México tiene dos economías que casi no se comunican, circunstancia que no vaticina un final feliz. La economía dual no hace sino causar estragos y, mientras más se posponga su integración, peor será el impacto sobre el empleo y el bienestar de millones de familias. El dilema es evidente, pero los riesgos de no actuar son crecientes, sobre todo en la medida en que la economía digital arrasa con todo lo que existía antes.
El dilema no es simple: por un lado, diversos mecanismos de protección y subsidio, que se perciben como política social, han fomentado un crecimiento constante de la economía informal y preservado una vieja industria manufacturera cada vez más obsoleta. Por el otro, la industria exportadora compite exitosamente con los mejores del mundo. La primera produce, quizá, el 20% del PIB industrial, pero emplea al 80% de la mano de obra en el sector. Lo opuesto ocurre con la industria exportadora. Aunque sin duda hay corrupción en la asignación de subsidios y en los aranceles, el verdadero problema es que no se ha llegado a reconocer que la existencia de esta dualidad es la principal causa de la falta de crecimiento de la economía. En el fondo, la razón por la cual se sigue preservando el esquema tiene mucho que ver con el riesgo percibido que se derivaría de la potencial pérdida de empleos, y con el clientelismo que esa circunstancia genera.
La revolución digital entraña una transformación radical del mercado de trabajo: en los países desarrollados hay profesiones enteras que han desaparecido del mapa, substituidas por computadoras. Según dos profesores de Oxford, 47% de todos los empleos existentes podrían acabar siendo automatizados en las próximas décadas. Aunque en el corto plazo México pueda “cachar” algunos de esos empleos como lo ha venido haciendo, tarde o temprano, de manera inexorable, la automatización nos afectará.
Si uno lee la historia de la revolución industrial al inicio del siglo XIX, lo notable es lo violento, en términos de dislocación económica, de la transición de la agricultura y actividades manuales hacia la automatización inherente a los motores operando con la fuerza del vapor*. A dos siglos de distancia, es fácil minimizar la profundidad del cambio que ahí ocurrió, pero todo indica que lo de entonces no fue nada comparado con lo que viene. Aunque no tengo duda que a la larga (casi) todo mundo saldrá ganando, no hay forma de ignorar dos hechos evidentes: la desaparición de una multiplicidad de empleos y la lentitud con que nuevas oportunidades comenzarán a nacer. Ese contraste es el que genera enorme preocupación en los gobiernos del mundo, pero no cambia el hecho de que, tarde o temprano, todo acabará ajustándose.
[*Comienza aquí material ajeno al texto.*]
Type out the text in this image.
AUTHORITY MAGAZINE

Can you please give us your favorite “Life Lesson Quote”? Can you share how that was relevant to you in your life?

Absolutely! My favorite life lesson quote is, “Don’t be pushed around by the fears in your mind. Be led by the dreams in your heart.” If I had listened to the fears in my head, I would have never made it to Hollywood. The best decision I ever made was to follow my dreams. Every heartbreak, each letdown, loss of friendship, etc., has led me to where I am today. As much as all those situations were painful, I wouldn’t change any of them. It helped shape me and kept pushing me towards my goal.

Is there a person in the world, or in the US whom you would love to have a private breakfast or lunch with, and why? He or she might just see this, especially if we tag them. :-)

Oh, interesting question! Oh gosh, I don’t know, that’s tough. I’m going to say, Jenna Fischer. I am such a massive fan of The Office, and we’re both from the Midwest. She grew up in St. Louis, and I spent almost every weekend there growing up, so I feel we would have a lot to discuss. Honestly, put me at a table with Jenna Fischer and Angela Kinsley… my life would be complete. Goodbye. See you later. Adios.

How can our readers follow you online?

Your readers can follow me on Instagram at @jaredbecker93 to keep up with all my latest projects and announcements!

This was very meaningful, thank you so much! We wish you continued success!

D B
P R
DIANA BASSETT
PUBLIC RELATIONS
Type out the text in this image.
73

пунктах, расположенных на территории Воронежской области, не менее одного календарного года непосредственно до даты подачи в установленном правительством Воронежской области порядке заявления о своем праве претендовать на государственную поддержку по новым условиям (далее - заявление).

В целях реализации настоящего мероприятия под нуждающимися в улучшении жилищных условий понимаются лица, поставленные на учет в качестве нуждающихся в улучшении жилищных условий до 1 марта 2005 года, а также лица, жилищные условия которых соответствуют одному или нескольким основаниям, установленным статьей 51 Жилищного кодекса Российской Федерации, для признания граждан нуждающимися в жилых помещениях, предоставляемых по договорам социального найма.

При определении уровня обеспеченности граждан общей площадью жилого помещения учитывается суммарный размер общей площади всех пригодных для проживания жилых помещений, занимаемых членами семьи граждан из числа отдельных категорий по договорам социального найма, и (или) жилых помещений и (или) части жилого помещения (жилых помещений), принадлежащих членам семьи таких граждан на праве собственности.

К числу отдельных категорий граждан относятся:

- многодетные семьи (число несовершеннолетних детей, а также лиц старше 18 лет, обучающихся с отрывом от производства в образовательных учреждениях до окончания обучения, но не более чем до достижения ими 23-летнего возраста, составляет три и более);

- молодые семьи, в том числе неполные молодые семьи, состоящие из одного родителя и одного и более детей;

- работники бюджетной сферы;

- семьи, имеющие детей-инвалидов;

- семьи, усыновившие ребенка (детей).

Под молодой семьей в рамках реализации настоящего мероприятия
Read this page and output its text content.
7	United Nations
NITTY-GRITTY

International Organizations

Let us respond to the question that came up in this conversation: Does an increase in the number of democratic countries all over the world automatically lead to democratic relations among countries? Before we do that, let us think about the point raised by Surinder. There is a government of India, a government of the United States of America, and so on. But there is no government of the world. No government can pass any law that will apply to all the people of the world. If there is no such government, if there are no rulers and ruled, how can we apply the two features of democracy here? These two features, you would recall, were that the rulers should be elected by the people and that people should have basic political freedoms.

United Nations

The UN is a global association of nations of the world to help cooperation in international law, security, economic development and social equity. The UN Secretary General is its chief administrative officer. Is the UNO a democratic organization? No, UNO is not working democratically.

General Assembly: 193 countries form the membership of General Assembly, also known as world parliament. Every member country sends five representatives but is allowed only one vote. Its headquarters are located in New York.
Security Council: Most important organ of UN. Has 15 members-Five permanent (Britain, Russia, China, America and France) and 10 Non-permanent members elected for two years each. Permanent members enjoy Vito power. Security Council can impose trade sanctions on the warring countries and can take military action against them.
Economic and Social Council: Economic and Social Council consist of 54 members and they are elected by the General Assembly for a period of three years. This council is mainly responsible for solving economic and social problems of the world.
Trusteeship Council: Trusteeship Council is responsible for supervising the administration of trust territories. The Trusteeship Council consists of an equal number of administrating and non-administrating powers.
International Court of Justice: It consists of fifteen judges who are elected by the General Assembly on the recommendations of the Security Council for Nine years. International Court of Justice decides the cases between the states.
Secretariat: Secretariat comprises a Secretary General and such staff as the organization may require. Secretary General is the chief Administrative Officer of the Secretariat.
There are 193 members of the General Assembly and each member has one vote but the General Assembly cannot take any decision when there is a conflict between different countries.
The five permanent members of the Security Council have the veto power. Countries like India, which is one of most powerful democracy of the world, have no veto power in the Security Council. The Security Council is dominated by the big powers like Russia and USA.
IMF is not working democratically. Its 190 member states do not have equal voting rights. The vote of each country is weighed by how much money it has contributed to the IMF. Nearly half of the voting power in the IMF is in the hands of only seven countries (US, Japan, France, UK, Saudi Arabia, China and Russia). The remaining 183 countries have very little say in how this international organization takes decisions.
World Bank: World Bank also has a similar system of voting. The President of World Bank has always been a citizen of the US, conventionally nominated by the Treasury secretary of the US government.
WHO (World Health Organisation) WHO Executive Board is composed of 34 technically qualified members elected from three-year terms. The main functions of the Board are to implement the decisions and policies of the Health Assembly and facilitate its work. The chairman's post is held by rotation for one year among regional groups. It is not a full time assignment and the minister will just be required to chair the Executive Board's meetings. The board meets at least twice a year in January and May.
Quedan dos preguntas clave: por un lado, si es posible atajar el golpe que viene y, por el otro, si el tipo de medidas que se han empleado en México son las adecuadas.
Lo primero que parece evidente es que el torrente de cambio que se aproxima será brutal. Más allá de los escenarios que anticipan distintos estudiosos, lo que ya ha comenzado a ocurrir en diversas actividades profesionales (contadores, abogados, algunas ramas de la medicina, cajeros, etcétera) sugiere que la dislocación que ocurrirá en todas las actividades productivas será enorme. La verdadera disyuntiva resulta ser entre intentar contener las aguas torrenciales que vendrán o preparar al país y a la población para navegar en ellas lo mejor posible.
Tres parecen ser las fases, al menos en un plano conceptual, con las que habrá que lidiar: la primera es la automatización de actividades y procesos; segundo, la creciente complejidad de los procesos y la consecuente demanda de personal, a todos niveles, con excepcionales grados de preparación y habilidad; y, tercero, la desaparición de segmentos enteros de actividades y profesiones en los que ya no habrá fuentes de empleo. Cada una de estas fases entraña consecuencias propias, pero lo que resulta evidente es que se requiere una política pública avezada, muy enfocada, para darle a todos los mexicanos la oportunidad de “hacerla” en esta nueva etapa del mundo.
Siguiendo la literatura disponible, es claro que se requiere pensar en términos de un cambio radical de estrategia, orientada toda ella a lograr saltos cuánticos en el crecimiento de la productividad. Para ello será imperativo atender a las cadenas productivas, la estructura de los mercados, la infraestructura (igual de seguridad que patrimonial y física) y la educación, sobre todo técnica: habilidades. El punto es lograr una generalización del crecimiento de la productividad y no, como hoy, donde perviven espacios de ingente crecimiento de ésta con otros que le restan. Hoy, como en las primeras décadas de la revolución industrial, los beneficios del crecimiento de la productividad se concentran en unas cuantas empresas y regiones del país.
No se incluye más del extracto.